Sunday, November 09, 2008


I have written a total of 33,359 words of fiction so far this month, so it surprises me that I have no scene or excerpt I want to post. I've finally come to it, about 1/2 of the way through my plot, I think. My main character has just broken out of prison in a matter best explained by allusion to the Count of Monte Cristo. It was helped by the fact that she can make herself invisible.

She did not begin to run until she felt the spring sunlight on her face, and smelled last night’s rain in the ground. And when she finally did, after months of a concrete cell with no contact with the outside world, she almost broke down and cried with joy. She ran, she slipped, she skidded, she fled and she flew through the foggy forest surrounding the prison, but even this forest which would have scared the bravest human was home to Nerissa Zephyr. She could taste the sunlight and the dew in the air, and she could sense how desperately they had missed her during her incarceration. She was free, again; free from her cell and more importantly free from the future depicted in the crystal ball. The world was hers, and the arms of Albion and Naid and Corundum stretched to welcome her back.

But nothing, no smell of rain or warmth of sun or feel of earth beneath her feet, nothing compared to the homecoming of finally, once more, after so very long, feeling the breeze against her skin. It enveloped her, caressed her, and she thought for the first time in a long, long time that this was what it meant to be a fairy, and especially, this was what it meant to be Nerissa Zephyr. Not beauty, not grace, not cleverness, not the magic she had used to make herself invisible. To be herself was to be one with the wind, to hear it whisper in her ear, play with her still dingy straw-colored hair, brush against her prison garments, warm her skin and her heart. She thought back to her lessons with Professor Johnson, and her sessions with James, and all the nights making up magic in her cold jail cell, and she frowned in concentration. If she could make herself invisible, then there was no limit to what she could do. She lifted her hands, and made herself lighter than a feather, and the breeze picked her up tenderly, carefully, like a child.

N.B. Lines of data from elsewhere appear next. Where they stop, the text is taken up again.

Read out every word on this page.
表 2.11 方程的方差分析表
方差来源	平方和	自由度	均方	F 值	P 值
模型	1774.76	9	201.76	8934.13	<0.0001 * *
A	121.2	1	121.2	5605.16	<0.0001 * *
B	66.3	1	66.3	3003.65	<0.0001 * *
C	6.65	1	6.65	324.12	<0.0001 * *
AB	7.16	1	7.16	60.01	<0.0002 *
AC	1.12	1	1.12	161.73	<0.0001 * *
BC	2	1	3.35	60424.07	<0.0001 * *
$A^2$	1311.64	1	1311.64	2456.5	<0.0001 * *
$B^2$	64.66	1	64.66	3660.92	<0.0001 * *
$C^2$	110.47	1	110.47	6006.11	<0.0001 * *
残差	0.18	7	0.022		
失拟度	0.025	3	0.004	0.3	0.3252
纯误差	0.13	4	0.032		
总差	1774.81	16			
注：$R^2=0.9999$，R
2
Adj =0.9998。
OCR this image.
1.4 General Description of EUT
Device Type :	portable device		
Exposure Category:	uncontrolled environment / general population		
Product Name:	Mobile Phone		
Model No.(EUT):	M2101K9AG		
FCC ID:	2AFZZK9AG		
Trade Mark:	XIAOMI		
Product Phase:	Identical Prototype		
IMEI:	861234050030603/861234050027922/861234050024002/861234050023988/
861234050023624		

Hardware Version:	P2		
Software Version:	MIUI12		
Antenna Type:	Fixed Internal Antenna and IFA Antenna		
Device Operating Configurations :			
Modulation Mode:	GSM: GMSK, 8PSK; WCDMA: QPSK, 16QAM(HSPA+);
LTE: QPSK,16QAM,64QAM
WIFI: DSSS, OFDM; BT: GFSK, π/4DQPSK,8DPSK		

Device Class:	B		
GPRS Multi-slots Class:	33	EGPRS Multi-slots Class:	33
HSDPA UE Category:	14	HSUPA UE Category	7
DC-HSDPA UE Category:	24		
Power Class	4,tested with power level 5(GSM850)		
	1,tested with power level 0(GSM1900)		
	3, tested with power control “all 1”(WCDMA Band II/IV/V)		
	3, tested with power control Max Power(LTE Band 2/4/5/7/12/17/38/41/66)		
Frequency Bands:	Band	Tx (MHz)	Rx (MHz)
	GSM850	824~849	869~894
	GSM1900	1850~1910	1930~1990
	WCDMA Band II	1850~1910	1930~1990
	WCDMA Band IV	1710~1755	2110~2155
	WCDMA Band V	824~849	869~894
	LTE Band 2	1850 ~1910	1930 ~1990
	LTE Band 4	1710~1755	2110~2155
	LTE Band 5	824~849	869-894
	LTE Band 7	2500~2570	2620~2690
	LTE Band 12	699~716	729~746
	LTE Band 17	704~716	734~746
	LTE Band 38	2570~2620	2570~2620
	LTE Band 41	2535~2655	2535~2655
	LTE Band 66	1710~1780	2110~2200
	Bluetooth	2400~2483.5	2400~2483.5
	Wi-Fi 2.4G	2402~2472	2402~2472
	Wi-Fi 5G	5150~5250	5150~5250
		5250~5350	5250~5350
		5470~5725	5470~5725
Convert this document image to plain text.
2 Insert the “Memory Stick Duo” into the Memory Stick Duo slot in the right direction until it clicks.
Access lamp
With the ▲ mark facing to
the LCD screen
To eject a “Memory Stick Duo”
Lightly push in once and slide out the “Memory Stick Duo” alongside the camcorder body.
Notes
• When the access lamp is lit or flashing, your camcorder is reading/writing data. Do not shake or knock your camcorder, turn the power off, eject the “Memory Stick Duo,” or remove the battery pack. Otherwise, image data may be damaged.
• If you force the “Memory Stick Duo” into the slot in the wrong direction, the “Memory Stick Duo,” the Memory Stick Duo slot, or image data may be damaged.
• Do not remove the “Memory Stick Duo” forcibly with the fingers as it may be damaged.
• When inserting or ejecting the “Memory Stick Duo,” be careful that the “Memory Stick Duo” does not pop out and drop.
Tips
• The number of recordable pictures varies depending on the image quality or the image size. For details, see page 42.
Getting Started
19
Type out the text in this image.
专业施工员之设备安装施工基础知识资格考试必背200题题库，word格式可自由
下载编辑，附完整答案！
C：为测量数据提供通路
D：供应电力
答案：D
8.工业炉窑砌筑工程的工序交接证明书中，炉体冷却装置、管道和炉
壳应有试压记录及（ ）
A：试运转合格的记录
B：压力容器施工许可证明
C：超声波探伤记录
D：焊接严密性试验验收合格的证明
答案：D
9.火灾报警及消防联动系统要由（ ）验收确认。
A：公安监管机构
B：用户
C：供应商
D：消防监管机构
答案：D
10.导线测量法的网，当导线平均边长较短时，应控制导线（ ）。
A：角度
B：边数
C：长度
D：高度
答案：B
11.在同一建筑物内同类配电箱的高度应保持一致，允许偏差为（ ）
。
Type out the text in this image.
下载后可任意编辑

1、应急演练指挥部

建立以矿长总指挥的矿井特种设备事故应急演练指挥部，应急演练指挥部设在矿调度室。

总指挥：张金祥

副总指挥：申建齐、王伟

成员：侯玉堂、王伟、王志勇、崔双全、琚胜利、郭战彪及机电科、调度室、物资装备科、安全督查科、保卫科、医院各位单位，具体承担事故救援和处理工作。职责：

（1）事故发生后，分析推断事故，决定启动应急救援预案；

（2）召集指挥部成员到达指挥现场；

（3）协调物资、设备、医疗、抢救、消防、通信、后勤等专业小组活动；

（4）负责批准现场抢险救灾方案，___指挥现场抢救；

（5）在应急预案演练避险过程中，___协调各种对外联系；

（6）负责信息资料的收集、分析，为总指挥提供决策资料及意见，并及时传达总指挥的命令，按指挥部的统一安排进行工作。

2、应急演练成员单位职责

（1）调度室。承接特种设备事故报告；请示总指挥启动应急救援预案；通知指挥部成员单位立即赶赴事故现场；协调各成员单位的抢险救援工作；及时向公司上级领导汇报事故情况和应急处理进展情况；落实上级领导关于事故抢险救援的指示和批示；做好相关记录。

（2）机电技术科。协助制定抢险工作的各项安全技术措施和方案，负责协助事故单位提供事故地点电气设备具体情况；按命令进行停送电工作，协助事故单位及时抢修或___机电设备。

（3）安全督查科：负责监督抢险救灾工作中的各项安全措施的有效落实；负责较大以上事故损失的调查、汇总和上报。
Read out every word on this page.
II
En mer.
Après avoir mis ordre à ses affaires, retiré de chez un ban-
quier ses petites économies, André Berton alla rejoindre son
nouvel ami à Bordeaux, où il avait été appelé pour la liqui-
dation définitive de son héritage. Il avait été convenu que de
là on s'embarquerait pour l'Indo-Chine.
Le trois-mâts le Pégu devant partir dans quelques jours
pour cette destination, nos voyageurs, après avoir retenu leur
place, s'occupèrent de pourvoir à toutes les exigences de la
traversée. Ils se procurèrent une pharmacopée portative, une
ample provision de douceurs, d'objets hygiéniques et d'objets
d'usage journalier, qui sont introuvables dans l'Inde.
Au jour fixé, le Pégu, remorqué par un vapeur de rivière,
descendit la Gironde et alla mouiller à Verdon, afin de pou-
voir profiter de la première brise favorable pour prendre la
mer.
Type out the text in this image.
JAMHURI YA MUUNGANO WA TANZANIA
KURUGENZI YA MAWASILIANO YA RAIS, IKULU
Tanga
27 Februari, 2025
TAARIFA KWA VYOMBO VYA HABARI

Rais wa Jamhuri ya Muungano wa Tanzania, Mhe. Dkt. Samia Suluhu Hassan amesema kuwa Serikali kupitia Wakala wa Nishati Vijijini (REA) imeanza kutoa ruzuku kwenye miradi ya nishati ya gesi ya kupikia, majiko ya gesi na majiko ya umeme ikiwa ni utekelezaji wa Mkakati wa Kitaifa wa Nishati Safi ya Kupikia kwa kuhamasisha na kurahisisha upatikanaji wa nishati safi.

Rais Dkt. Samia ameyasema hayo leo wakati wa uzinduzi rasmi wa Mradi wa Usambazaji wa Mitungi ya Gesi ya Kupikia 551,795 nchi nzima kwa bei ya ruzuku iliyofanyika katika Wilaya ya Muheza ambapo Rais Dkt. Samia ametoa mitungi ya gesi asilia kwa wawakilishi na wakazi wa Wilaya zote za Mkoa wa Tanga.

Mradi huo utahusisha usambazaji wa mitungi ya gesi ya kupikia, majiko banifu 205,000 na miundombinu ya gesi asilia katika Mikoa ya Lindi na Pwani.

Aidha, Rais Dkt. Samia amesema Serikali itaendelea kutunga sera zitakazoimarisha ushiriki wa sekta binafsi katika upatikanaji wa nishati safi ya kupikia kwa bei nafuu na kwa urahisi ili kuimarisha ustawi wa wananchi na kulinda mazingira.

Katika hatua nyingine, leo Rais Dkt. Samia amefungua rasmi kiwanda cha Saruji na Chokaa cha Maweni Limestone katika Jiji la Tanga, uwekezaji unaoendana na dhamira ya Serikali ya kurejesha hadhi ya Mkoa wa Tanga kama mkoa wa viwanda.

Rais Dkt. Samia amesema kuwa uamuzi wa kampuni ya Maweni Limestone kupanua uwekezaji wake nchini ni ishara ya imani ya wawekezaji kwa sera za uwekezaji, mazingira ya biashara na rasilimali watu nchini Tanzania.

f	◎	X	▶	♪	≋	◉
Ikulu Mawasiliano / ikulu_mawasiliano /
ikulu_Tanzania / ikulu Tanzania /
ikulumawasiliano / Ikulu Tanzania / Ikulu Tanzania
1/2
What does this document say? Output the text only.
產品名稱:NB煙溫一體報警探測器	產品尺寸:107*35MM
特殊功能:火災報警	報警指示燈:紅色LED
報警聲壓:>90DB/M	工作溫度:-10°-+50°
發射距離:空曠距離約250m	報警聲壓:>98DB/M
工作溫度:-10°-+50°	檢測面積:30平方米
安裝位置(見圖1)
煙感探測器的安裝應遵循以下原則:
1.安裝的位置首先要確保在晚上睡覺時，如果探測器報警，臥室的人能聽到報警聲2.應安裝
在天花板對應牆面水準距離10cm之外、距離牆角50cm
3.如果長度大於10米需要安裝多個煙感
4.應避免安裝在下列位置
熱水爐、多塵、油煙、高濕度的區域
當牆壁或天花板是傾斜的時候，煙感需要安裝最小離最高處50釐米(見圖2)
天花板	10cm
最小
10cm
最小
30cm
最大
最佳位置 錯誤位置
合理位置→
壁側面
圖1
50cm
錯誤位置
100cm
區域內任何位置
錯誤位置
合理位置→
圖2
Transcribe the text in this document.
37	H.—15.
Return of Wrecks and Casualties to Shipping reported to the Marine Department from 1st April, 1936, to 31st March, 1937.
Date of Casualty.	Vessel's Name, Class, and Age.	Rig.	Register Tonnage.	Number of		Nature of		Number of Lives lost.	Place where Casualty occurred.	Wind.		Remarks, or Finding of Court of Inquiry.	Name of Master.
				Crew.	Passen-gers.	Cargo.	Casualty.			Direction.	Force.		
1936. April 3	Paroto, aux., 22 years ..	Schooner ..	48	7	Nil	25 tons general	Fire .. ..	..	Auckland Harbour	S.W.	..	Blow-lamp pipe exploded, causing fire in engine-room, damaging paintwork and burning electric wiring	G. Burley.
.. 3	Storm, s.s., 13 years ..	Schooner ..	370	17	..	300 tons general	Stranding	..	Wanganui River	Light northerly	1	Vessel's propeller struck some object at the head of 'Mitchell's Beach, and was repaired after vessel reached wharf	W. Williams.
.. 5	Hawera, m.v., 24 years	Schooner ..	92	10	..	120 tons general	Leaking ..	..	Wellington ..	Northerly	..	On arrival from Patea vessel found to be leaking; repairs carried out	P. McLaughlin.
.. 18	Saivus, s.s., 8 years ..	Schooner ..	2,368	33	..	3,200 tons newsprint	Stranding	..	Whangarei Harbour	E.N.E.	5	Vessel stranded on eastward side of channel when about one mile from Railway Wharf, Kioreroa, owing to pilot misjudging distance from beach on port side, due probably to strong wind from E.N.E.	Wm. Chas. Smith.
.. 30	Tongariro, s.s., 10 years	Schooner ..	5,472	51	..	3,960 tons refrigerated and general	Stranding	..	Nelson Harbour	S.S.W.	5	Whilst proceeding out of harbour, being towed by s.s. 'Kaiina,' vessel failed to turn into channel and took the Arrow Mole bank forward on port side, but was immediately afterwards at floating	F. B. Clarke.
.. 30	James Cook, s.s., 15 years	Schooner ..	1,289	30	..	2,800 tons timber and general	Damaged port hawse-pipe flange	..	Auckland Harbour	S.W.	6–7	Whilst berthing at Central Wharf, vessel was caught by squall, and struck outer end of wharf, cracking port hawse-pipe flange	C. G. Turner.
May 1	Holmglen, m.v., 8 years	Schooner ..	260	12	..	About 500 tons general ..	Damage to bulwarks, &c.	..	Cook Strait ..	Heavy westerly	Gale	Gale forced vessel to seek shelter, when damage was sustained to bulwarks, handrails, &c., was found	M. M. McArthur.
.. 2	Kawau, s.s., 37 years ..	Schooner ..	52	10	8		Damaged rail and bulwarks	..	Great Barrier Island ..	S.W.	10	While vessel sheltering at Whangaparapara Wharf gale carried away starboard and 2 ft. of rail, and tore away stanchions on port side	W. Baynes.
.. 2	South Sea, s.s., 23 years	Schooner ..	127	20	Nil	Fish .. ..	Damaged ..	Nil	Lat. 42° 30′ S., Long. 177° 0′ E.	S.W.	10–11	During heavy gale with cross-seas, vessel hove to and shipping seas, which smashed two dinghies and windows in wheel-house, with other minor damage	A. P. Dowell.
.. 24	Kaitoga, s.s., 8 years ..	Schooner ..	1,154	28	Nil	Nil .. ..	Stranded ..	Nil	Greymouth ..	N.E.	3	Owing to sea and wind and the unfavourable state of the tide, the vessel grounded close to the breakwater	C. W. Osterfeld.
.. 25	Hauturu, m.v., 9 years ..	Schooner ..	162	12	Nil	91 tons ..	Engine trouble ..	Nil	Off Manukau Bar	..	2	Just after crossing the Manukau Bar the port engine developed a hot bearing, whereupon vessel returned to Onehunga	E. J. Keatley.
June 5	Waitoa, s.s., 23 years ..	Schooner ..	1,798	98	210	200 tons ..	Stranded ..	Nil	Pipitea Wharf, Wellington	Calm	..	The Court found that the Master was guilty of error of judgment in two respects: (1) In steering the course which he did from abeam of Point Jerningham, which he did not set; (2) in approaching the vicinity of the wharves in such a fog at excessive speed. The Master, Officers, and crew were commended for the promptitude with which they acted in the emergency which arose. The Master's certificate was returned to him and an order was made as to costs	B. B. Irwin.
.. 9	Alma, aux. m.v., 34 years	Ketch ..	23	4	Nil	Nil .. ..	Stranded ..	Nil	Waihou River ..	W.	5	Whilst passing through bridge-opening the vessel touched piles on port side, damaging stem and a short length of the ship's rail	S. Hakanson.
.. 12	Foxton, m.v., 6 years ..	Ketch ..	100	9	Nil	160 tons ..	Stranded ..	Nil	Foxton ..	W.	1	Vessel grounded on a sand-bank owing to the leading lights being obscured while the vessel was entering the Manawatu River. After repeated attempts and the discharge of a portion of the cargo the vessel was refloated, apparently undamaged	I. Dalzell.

And then she spread her arms wide, willing the wind to carry her home.

It did.

I think, to be honest, that the kind of writing I have been doing lately does not suit itself to the kind of writing I am comfortable posting on this blog. For the following reason. Most of the fiction I have posted on this blog are drabbles; very short, and hence I have had time to look over every word and carefully choose it as I go. While the longer (full short story) pieces I have posted have definitely improved by being looked at by Ayn, especially, even they were more ready to be looked over than my Nano piece. Nanowrimo is, if anything, the antithesis of how I write drabbles and short stories: in order to make it through the month, I can't edit as I go. I have to just write something and promise myself I'll look throug it and make it better later. That's what January and February are for. I've already told anyone who asks that they can read my novel, at the earliest, in March. (Apparently novel-writing science graduate students are rare enough that my friends are surprised and at least play lip service to wanting to read my work.) That's when it will finally be fit for other people to read. There might be some sections that need less editing than others, but all of it will need to be gone through with a fine-toothed comb before I even come close to posting it in total online.

And, with that, my nose goes back to the grindstone!